The Register: HPE goes Cray for Nvidia’s Blackwell GPUs, crams 224 into a single cabinet

Source URL: https://www.theregister.com/2024/11/13/hpe_cray_ex/
Source: The Register
Title: HPE goes Cray for Nvidia’s Blackwell GPUs, crams 224 into a single cabinet

Feedly Summary: Meanwhile, HPE’s new ProLiant servers offer choice of Gaudi, Hopper, or Instinct acceleration
If you thought Nvidia’s 120 kW NVL72 racks were compute dense with 72 Blackwell accelerators, they have nothing on HPE Cray’s latest EX systems, which will pack more than three times as many GPUs into a single cabinet.…

AI Summary and Description: Yes

Summary: The text discusses HPE Cray’s upcoming EX154n supercomputing platform, which boasts impressive compute density and performance metrics.
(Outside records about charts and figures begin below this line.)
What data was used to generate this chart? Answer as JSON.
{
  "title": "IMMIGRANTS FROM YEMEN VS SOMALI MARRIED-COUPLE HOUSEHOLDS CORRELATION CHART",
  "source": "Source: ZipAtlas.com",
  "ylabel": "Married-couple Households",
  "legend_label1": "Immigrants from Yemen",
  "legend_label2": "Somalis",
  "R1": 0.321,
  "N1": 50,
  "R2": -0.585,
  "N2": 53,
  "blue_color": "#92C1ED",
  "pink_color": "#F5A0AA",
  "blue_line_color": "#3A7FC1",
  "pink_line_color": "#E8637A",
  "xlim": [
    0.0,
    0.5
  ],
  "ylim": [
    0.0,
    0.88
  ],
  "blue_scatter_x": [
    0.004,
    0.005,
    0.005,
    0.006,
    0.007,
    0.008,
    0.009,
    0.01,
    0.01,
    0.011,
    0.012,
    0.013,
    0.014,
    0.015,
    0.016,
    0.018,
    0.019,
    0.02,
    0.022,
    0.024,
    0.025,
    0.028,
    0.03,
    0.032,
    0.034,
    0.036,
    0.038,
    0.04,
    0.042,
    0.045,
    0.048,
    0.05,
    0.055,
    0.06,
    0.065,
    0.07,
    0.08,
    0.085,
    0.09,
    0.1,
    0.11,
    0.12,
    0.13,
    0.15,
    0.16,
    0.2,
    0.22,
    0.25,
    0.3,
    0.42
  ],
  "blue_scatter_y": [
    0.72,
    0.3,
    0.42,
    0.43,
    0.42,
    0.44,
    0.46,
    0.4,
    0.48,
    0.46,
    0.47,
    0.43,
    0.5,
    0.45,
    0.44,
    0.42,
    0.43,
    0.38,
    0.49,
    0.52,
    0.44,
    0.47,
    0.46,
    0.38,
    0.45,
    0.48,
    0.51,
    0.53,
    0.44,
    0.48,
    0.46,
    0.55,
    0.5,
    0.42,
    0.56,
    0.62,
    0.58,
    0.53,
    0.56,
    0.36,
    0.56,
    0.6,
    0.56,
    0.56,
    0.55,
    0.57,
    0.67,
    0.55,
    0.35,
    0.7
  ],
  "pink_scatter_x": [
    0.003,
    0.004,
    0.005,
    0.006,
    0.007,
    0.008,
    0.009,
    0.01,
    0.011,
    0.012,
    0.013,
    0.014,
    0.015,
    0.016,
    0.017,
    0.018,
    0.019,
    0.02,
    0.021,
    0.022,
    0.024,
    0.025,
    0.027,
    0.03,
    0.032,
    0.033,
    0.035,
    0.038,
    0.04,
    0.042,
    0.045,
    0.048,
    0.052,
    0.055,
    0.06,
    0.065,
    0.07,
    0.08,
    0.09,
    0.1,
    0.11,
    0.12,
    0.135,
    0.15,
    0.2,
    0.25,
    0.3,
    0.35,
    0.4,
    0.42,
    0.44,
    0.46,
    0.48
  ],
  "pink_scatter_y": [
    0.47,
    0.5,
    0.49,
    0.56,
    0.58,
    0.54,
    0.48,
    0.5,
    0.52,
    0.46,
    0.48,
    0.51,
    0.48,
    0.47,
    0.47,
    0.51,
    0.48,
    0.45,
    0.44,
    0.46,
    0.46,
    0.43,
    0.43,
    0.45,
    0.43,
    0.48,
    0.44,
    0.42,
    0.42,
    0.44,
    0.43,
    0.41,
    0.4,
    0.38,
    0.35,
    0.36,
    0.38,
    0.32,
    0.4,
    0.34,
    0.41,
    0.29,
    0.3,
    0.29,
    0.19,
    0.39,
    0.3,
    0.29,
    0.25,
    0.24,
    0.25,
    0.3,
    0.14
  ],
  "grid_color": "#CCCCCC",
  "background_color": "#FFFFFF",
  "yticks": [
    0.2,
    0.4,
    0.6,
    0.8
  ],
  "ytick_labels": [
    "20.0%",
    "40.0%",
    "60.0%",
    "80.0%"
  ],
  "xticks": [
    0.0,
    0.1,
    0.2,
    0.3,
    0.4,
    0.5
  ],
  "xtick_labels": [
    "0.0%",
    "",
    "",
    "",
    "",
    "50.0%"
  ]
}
With support for up to 224 Nvidia Blackwell GPUs and a substantial amount of processing power, this system highlights significant advancements in high-performance computing (HPC) and the infrastructure required for handling demanding AI and machine learning workloads.

Detailed Description: The passage provides an overview of HPE’s new supercomputing solutions that emphasize both compute density and advancements in infrastructure technology. Key points include:

– **HPE Cray EX154n Platform**:
– Supports up to **224 Nvidia Blackwell GPUs**.
– Can handle over **10 petaFLOPS** at FP64 for HPC applications, or **over 4.4 exaFLOPS** for AI workloads.
– Each accelerator blade consists of two **Grace Blackwell Superchips** (GB200), integrating GPUs and a 72-core Arm CPU.

– **Infrastructure Capabilities**:
– Requires **300 kW** of power per rack, indicating high energy demands.
– Incorporates **liquid cooling** solutions, designed with a **fanless architecture** to improve efficiency and performance.
– New **Slingshot 400 Ethernet NICs** increase bandwidth capabilities from **200 Gbps to 400 Gbps**, serving the needs of high-performance networking.

– **Product Availability**:
– Anticipated shipping for the super-dense Blackwell systems is projected for **late 2025**.
– There are also plans for releasing **Epyc-based EX4252 Gen 2 compute blades** and upgraded **E2000 storage** systems that will enhance I/O performance, employing faster **PCIe 5.0-based NVMe storage**.

– **ProLiant Compute Servers**:
– Introduction of new air-cooled servers leveraging enterprise-grade **iLO management**.
– Support for a range of GPUs including Intel Gaudi3 and upcoming AMD accelerators, offering flexibility in processing power and memory configurations.

The content outlines significant developments in HPC, artificial intelligence (AI), and the infrastructures that support them, making it particularly relevant for professionals focused on AI Security, Infrastructure Security, and Cloud Computing. The drive toward more compute-intensive workloads and efficient resource management underlines the evolving landscape of cloud-based solutions and supercomputing capabilities.